June 22, 2020
In brief:
- Germany has now declared its coronavirus outbreak under control, with its person-to-person infection rate at 0.7% (i.e. each person with the virus now infects less than one person).
- Successful exit strategies leverage data for decision-making, as Germany has done.
Germany has now declared its coronavirus outbreak under control. As of April 20, Germany began taking tentative steps to loosen its lockdown policies. Attributable to its data driven approach, high rates of testing, and contact tracing to prevent infection, Germany has succeeded in dropping its person-to-person infection rate to 0.7%. This means that each person carrying the virus now infects less than one person.

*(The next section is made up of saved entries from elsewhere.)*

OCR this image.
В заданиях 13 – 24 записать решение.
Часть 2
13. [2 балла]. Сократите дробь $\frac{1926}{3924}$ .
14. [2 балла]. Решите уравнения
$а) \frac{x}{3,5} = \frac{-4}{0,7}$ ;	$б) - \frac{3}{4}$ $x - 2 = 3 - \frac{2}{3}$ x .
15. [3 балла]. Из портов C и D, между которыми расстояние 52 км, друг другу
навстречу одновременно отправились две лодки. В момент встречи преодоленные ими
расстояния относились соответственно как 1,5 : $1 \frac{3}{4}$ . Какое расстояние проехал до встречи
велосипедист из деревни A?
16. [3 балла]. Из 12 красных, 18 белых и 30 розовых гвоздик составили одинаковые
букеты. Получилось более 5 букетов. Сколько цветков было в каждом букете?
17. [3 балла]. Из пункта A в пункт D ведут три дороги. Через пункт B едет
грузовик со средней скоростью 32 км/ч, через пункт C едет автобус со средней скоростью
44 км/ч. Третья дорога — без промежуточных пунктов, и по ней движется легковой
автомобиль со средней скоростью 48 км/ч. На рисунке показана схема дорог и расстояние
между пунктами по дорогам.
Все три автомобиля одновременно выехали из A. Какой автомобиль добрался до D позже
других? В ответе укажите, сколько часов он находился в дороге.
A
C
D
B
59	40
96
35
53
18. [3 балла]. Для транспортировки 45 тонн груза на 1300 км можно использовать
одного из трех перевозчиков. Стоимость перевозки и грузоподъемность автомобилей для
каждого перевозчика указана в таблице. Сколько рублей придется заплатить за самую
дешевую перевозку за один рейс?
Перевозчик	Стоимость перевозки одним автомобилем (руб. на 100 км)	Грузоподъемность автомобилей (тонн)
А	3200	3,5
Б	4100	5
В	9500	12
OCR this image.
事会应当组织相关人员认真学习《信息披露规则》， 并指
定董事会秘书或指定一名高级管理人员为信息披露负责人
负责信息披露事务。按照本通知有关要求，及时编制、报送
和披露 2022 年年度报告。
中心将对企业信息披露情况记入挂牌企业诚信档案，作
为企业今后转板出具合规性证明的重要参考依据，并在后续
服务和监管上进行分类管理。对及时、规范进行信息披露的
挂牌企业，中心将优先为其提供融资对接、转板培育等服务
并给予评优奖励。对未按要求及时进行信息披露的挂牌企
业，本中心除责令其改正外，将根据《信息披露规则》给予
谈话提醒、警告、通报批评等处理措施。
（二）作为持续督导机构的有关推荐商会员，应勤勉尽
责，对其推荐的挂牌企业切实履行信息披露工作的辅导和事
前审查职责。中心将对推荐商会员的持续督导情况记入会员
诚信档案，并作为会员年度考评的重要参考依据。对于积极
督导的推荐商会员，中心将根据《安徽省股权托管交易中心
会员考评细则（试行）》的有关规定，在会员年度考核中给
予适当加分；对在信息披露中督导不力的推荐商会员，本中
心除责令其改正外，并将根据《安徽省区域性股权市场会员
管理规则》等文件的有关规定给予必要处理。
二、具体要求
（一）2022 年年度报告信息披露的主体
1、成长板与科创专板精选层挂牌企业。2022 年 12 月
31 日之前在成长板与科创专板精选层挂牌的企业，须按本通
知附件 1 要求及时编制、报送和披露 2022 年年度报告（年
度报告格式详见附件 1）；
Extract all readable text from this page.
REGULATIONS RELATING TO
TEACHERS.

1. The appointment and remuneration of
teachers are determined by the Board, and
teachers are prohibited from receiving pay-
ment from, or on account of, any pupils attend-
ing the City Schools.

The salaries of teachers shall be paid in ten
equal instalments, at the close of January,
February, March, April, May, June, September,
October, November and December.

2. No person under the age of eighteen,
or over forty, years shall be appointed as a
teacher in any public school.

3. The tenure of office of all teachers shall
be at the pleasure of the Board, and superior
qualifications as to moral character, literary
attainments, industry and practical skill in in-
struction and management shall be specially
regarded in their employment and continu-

This is a key statistic that has been integral to political decision-making to decide when and how to begin reopening society.
The German response to COVID-19 has been dubbed a hammer and dance, by blogger Tomas Pueyo. The two-pronged approach includes: hard-hitting measures (the hammer), followed by a delicate rebalancing of lockdown measures based on the transmission rate (the dance).
The weight of the hammer, as described by France24, is easing as Germany uses a combination of rapid tracing of infection chains, mandatory mask-wearing in public and limits on gatherings as part of its exit strategy. The dance will rely largely on big data and location tracking, which is garnering a fair deal of controversy with memories of the “East German Stasi secret police and its extensive network of informants,” as Reuters noted.
A New York Times article profiled the German approach to testing. With the aim of testing the entire population for antibodies, German scientists are hoping to better understand the virus, its spread, and levels of immunity in the months to come. Germany’s approach to testing highlights its commitment to developing data sets and applying data for better decision-making during and post-pandemic.
To help to trace infections, the German government has expressed openness to the development of a European COVID-19 application that does not store the location of users. With location data, the application’s users would receive a message if they are perceived to have been in close contact with someone who has tested positive with the virus. According to NPR, the information of those who test positive would be put into a central database for tracking (with the permission of those patients). This would be an important data source to inform the government’s exit strategy and to contain future flare-ups of the virus.
A Financial Times opinion piece sums up a successful exit strategy: “gather intelligence to inform a fluid response,” just as Germany and South Korea have done.